Numa forma poema prosado, conto-poema ou outro molde a intitular um eixo pouco específico, Lua Nê atriz, musicista, professora e escritora latinoamericana, pauta sua poética no quotidiano afetivo, como mulher, lésbica, amarela e no lugar da palavra do lúdico ao biográfico. Tem seu primeiro conto publicado em 2021 (Editora Unesp) e sua primeira obra “O arroz é o maior lugar da casa” em 2022 (Editora Multifoco).

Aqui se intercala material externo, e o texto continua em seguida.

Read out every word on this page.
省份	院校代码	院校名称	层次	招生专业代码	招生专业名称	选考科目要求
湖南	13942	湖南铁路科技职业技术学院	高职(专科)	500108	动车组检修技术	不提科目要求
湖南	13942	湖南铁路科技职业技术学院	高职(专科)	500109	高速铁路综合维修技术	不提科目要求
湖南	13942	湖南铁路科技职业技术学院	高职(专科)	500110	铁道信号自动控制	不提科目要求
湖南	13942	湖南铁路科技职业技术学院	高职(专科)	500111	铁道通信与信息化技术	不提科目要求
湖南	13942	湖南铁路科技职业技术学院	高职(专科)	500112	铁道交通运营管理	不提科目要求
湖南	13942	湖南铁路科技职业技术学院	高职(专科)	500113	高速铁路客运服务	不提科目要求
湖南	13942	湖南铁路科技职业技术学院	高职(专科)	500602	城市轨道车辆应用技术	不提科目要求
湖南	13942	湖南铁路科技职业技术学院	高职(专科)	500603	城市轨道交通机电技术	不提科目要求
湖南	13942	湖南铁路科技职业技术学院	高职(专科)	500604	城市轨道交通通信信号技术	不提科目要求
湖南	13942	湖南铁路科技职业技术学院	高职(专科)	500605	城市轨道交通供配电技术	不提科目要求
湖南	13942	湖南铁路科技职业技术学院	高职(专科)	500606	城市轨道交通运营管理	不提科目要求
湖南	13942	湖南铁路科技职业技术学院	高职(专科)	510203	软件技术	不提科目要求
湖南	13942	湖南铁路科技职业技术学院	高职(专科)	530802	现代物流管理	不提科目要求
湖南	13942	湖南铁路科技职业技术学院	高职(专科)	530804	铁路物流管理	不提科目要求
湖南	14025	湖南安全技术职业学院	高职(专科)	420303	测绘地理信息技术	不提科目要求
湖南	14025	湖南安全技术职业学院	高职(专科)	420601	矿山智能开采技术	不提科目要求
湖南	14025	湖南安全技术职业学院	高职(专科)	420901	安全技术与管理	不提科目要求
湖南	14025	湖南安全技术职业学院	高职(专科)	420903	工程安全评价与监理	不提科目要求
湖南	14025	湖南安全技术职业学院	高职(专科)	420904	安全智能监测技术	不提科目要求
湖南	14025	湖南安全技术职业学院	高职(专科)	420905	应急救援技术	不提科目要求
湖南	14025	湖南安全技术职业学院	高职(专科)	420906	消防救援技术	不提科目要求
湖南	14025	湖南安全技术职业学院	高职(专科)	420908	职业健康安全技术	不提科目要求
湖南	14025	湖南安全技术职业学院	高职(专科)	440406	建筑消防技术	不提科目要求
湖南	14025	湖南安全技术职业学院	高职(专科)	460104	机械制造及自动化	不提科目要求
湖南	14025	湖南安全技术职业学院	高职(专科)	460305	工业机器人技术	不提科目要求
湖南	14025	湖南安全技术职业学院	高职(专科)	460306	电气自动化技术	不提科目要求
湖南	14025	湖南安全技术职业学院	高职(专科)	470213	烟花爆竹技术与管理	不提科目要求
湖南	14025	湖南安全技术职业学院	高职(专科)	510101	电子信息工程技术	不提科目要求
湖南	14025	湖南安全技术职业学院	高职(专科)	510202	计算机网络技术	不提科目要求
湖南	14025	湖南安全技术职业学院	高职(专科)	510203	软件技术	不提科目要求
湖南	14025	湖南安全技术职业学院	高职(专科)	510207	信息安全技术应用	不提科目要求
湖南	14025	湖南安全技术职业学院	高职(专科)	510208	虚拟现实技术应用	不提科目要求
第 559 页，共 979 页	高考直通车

Omar Rosario (São José do Rio Preto, São Paulo, 1985). Artista visual, ilustrador e artista multimídia. Graduado pela Universidade Belas Artes de São Paulo em 2007, começou sua carreira artística como designer de moda onde se apaixonou por ilustração e pintura. Artista autodidata, dedicou-se integralmente às artes visuais em 2016 e desde então vem realizando trabalhos com pintura – onde experimenta suportes e técnicas – e  também trabalhos com fotografia e vídeo. O artista já participou de salões de artes visuais, mostras de arte e pequenas exposições. Em 2019 fundou a Editora Invisível, uma editora independente de livros ilustrados que aborda assuntos da contemporaneidade. Em sua produção são frequentes as referências políticas e sociais da atualidade.